Just as it is the case for ChIP-seq assays, it can sometimes be easier for the
user to perform filtering of the ENCODE results manually. For thse cases, 
ENCODExplorer provides the `buildExpressionSummary` method.

```{r build_expression_summary, collapse=TRUE}
query_results = queryEncodeGeneric(biosample_name="neural tube", 
                                   output_type="gene quantifications",
                                   file_type="tsv",
                                   assay="polyA plus RNA-seq",
                                   assembly="^mm10$",
                                   dataset_biosample_summary="(15.5|13.5)",
                                   fixed=FALSE)
                                   
buildExpressionSummary(query_results, split_by="dataset_biosample_summary")                                   
```

## Interactive mode

`queryConsensusPeaks`, `queryGeneExpression` and `queryTranscriptExpression` all
make educated guesses about the assembly, assay and sample types to be used for
generating the summaries. However, by setting the `use_interactive` argument to 
`TRUE`, a user can take direct control of some these choices.
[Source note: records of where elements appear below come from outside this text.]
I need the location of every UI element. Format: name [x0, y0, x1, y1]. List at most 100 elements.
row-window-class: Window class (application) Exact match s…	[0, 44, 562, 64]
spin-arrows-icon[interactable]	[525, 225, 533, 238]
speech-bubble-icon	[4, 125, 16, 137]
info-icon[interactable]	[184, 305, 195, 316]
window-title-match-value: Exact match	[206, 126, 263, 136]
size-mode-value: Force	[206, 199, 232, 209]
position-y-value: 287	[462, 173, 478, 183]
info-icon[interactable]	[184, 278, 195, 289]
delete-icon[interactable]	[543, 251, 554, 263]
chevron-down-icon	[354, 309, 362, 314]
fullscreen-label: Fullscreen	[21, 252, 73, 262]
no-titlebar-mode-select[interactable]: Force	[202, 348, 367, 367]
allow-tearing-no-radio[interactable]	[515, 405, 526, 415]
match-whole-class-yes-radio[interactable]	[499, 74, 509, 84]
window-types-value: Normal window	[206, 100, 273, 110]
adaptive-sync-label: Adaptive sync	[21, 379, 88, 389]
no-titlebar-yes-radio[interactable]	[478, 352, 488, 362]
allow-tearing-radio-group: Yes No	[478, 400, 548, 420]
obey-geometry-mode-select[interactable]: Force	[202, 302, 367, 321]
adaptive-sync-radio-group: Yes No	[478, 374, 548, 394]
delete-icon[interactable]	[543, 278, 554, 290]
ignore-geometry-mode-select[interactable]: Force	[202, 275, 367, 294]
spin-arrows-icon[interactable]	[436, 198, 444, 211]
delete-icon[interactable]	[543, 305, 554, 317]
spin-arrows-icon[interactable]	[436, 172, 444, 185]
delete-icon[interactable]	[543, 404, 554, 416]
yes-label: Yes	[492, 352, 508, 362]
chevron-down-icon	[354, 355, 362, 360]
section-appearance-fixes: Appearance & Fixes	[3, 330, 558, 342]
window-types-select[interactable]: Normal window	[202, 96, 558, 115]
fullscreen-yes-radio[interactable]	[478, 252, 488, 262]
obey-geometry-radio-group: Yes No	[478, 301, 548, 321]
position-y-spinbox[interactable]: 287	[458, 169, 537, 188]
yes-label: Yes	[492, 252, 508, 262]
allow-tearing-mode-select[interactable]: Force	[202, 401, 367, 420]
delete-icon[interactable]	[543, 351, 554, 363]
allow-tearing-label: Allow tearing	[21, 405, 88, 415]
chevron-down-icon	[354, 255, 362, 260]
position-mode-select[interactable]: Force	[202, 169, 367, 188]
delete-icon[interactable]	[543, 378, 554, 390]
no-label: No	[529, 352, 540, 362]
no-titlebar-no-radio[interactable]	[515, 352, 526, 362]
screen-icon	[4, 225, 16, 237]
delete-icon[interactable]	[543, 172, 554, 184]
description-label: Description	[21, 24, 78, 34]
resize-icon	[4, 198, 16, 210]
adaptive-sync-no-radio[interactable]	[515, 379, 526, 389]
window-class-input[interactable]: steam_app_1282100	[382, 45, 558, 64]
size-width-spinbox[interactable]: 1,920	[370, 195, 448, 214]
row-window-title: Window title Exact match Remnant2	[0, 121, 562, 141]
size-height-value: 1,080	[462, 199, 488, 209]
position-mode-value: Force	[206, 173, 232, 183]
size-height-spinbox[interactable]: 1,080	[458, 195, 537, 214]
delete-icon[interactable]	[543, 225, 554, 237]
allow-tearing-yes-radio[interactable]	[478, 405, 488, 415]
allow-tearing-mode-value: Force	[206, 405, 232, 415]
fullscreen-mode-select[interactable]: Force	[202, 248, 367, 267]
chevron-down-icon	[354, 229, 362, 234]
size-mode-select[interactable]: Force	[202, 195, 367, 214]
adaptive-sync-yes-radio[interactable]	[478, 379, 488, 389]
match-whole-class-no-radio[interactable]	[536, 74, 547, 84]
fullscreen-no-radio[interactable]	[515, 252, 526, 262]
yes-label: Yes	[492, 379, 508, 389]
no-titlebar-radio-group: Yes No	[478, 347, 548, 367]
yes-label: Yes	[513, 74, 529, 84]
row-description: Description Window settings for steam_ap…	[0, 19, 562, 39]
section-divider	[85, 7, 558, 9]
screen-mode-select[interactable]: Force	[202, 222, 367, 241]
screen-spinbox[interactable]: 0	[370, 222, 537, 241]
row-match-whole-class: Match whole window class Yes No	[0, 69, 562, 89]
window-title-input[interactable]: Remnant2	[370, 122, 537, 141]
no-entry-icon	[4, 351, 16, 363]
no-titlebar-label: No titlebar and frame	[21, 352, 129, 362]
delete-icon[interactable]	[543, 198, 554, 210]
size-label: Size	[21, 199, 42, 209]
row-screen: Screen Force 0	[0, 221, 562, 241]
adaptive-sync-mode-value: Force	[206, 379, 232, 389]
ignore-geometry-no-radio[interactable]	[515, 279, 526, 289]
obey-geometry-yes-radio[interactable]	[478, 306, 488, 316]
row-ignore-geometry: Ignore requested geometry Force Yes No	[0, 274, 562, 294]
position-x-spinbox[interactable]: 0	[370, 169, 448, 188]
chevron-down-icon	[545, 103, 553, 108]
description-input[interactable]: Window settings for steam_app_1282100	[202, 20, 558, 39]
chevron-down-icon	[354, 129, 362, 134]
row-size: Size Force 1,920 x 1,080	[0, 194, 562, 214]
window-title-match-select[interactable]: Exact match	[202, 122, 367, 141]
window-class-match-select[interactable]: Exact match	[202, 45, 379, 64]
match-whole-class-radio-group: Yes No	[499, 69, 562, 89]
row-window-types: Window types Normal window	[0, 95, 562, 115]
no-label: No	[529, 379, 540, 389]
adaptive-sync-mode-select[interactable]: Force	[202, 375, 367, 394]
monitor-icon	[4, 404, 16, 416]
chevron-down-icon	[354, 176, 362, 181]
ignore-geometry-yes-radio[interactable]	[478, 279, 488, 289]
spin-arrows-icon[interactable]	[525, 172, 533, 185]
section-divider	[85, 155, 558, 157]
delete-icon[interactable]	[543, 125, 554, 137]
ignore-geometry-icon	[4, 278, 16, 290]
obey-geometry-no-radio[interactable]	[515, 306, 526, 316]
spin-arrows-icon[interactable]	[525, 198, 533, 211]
```{r query_expression_interactive, eval=FALSE}
queryGeneExpression("neural tube", use_interactive=TRUE)
```

# Updating the ENCODE file database

By default, ENCODExplorer retrieves the ENCODE metadata from its sister
package, `r Biocpkg("ENCODExplorerData")`. The version of the metadata provided
by default will be updated with each Bioconductor release in the
`ENCODExplorer` package. However, since all of ENCODExplorer's function take an
explicit `df` parameter, it is possible to use the `r Biocpkg("AnnotationHub")`
package to download a more recent version:

```{r ah, message=FALSE}
require(AnnotationHub)
ah = AnnotationHub()
query(ah, "ENCODExplorerData")
```

Finally, it is also possible to use `r Biocpkg("ENCODExplorerData")`
functionalities to generate an up-to-date `data.table`, and pass it to
`ENCODExplorer`'s functions.

We refer the user to the `r Biocpkg("ENCODExplorerData")` vignettes for details
on how to generate an up-to-date `data.table`.